Kiara menelan air liur, mencoba mengumpulkan keberanian. "Ibu... aku butuh ibu. Aku merasa sendirian. Kenapa ibu nggak ada buat aku lagi? Kenapa semuanya berubah?"

Ibunya terdiam sejenak, matanya tampak bingung, kemudian perlahan-lahan ia menghela napas. "Kiara, ibu kan sudah bilang. Ibu harus bekerja keras untuk keluarga. Ibu nggak bisa selalu ada di rumah."

Kiara merasakan hatinya semakin sesak. "Tapi, Bu, aku cuma butuh ibu. Aku ingin ibu ada, ngobrol, jalan-jalan bareng... aku cuma pengen ibu tahu perasaan aku," kata Kiara dengan suara terbata-bata.

Ibunya menatap Kiara untuk beberapa detik, kemudian perlahan-lahan ia menghela napas lagi. "Ibu tahu kamu butuh perhatian, Kiara. Tapi, ibu juga nggak bisa selalu ada. Mungkin ibu harus lebih banyak meluangkan waktu untuk kamu."

Kiara merasa sedikit lega, meskipun ia tahu bahwa itu mungkin hanya janji kosong. Namun, ia berharap, sedikit harapan itu akan menjadi kenyataan suatu hari nanti.

"Aku cuma ingin ibu tahu kalau aku selalu membutuhkan ibu," Kiara berkata pelan.

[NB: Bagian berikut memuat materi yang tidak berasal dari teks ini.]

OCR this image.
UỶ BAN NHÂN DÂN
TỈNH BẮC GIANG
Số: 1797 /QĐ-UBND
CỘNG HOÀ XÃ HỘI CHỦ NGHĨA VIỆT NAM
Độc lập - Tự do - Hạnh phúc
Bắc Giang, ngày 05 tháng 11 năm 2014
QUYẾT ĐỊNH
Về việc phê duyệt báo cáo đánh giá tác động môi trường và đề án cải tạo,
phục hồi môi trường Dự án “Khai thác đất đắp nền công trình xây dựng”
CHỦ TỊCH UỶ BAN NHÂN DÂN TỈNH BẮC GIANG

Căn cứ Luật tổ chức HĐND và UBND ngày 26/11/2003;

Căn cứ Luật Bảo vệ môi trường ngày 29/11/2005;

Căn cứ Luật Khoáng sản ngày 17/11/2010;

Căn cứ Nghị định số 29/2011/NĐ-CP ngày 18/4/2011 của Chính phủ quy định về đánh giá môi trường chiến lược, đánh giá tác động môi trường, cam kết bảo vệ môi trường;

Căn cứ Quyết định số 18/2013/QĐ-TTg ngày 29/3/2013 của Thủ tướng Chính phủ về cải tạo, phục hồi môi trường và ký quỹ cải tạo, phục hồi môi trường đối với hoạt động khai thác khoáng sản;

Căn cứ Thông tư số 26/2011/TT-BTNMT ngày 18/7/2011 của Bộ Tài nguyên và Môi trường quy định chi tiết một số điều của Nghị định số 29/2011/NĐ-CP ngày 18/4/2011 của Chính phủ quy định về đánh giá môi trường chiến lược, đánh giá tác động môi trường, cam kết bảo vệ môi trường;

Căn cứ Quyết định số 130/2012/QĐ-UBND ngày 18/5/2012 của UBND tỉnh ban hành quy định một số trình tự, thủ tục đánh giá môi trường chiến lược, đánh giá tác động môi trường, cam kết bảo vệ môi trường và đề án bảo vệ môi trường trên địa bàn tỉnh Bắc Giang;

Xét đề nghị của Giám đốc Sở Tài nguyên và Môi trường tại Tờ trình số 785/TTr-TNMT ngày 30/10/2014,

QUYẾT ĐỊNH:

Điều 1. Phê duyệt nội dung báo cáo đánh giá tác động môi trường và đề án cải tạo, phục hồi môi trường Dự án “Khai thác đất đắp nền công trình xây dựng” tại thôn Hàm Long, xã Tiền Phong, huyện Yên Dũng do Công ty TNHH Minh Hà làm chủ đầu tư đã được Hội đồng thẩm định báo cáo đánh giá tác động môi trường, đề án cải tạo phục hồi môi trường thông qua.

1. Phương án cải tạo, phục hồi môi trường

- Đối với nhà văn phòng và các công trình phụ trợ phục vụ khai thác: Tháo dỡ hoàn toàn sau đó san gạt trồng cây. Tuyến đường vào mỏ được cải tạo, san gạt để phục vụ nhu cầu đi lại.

Ibunya mendekat dan merangkul Kiara dengan lembut. "Ibu akan berusaha lebih baik, Kiara. Aku janji."

Kiara merasa sedikit tenang dengan pelukan ibunya, meskipun hatinya masih penuh dengan pertanyaan. Namun, untuk saat itu, ia memilih untuk percaya bahwa perubahan itu mungkin saja terjadi.